The full House and Senate will still need to OK the package. The House looks likely to vote on the bill next Tuesday while the Senate plans to take it up on the day after Memorial Day.
The bill would impact almost all aspects of the criminal justice system. Measures include increasing sentencing ranges, toughening penalties for drug possession offenses and targeting sexual assault.
After the deal was announced, members across the aisle praised the bipartisanship needed to create a bill acceptable to both chambers.
Sen. Shelley Hughes, R-Palmer, thanked the public for weighing in and pressuring the Legislature to support an SB 91 repeal effort.
The agreement was announced on the first day of the special session called by Gov. Mike Dunleavy after lawmakers reached the constitutional limit of the regular session Wednesday with major issues unresolved, including a crime bill.

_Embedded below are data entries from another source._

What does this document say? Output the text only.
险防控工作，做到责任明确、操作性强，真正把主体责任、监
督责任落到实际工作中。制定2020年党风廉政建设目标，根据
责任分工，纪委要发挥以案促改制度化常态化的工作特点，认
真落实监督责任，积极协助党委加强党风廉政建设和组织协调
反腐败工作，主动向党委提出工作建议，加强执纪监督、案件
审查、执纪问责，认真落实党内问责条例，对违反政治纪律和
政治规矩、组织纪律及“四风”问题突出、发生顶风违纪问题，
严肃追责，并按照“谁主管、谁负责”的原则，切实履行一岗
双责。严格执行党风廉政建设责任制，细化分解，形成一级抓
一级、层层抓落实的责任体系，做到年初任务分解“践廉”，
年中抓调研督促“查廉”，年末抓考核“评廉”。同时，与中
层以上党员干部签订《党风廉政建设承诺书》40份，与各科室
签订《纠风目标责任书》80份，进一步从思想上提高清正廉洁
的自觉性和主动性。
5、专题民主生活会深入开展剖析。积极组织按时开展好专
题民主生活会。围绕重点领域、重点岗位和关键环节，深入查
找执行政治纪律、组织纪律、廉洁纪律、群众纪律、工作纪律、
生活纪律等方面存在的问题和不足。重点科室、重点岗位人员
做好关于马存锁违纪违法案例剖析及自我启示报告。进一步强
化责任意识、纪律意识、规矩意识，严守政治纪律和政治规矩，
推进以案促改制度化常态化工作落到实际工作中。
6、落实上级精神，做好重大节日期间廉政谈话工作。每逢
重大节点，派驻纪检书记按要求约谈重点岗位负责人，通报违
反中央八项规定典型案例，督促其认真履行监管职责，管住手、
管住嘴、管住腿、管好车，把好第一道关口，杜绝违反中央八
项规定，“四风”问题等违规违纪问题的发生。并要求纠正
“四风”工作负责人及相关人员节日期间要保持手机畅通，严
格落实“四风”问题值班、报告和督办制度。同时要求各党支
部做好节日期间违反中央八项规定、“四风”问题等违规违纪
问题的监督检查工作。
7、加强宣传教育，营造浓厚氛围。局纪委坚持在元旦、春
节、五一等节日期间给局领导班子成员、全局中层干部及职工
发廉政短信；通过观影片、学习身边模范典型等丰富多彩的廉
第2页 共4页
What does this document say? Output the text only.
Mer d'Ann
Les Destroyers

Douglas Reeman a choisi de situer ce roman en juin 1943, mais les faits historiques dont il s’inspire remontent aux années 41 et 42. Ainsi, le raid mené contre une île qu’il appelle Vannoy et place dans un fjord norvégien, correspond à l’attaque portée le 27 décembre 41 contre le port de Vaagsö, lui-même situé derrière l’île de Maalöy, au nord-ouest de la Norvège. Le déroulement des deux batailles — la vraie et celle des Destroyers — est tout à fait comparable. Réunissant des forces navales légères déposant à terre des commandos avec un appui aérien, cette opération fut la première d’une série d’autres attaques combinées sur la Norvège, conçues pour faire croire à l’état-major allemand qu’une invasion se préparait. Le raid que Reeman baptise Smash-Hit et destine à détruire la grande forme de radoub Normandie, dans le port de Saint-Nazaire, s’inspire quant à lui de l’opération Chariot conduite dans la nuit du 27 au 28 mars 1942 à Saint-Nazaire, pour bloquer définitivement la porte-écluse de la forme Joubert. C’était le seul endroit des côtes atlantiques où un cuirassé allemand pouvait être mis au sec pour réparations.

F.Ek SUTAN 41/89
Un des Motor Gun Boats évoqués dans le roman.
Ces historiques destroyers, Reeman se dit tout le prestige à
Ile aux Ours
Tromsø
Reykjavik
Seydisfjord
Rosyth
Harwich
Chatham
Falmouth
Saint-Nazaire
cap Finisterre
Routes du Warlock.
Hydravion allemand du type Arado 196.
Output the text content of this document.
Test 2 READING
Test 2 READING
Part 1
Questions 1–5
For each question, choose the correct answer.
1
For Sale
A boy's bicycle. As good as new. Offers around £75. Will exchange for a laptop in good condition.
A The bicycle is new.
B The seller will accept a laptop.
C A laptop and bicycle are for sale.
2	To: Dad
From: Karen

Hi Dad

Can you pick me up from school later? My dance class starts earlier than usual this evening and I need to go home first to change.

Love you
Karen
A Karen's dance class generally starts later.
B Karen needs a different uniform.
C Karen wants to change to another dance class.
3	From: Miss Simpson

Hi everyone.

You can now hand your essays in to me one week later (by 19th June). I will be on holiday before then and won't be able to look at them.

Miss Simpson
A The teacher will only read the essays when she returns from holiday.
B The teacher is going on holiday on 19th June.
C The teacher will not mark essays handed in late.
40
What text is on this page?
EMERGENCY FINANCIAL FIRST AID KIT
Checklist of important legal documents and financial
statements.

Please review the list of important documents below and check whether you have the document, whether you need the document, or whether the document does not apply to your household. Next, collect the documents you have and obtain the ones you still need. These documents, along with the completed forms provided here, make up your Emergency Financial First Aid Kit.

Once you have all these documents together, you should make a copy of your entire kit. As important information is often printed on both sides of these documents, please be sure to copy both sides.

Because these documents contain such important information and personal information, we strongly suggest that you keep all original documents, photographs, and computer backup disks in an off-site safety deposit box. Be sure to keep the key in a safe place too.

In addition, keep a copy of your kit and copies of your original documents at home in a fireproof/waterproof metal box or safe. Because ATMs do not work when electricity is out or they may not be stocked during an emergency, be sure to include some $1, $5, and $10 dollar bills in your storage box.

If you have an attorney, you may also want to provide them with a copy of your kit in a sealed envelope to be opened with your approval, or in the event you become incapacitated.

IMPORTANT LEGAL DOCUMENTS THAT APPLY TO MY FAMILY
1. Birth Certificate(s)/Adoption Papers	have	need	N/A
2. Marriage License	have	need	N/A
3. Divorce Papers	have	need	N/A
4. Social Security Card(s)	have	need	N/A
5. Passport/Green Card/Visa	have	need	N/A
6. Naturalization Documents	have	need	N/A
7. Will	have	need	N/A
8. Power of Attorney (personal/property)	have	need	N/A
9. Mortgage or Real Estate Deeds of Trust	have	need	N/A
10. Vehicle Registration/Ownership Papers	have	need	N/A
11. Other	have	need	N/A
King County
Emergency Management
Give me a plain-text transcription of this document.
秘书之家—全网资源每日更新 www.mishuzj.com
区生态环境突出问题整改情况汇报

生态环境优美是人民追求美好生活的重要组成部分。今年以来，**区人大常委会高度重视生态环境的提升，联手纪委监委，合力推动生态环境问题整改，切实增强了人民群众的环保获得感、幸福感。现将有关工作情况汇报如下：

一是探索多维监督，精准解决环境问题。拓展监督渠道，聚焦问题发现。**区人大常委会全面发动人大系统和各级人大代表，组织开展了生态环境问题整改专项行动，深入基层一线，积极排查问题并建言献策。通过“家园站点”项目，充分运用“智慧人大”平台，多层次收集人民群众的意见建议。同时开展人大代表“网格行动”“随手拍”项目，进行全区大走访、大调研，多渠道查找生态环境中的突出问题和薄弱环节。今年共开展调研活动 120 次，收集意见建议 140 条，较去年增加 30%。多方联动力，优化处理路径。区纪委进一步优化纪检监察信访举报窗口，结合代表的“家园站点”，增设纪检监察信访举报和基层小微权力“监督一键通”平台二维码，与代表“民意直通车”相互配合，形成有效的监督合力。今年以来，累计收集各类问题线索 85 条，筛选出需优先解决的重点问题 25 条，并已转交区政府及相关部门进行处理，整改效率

Details on the agreement's cost were being finalized but some legislators said it would go into the tens of millions of dollars.
An influx of new inmates would likely necessitate reopening Palmer Correctional Center. Some prisoners would also likely need to be shipped Outside but legislators couldn't say how many.
"The Legislature, and the House in particular, is committed to not having a large out of state prison population," said Rep. Matt Claman, D-Anchorage. "But we're going to have to look at this one step at a time."
Lawmakers have said that attention must now turn to a drug addiction treatment program. The House majority signaled that could be added to a Capital Budget passed before the end of the special session.
The bill is intended to address public outcry over crime. It is one of the issues on the special session agenda. Dunleavy has also asked lawmakers to finish work on state spending plans and the Permanent Fund Dividend.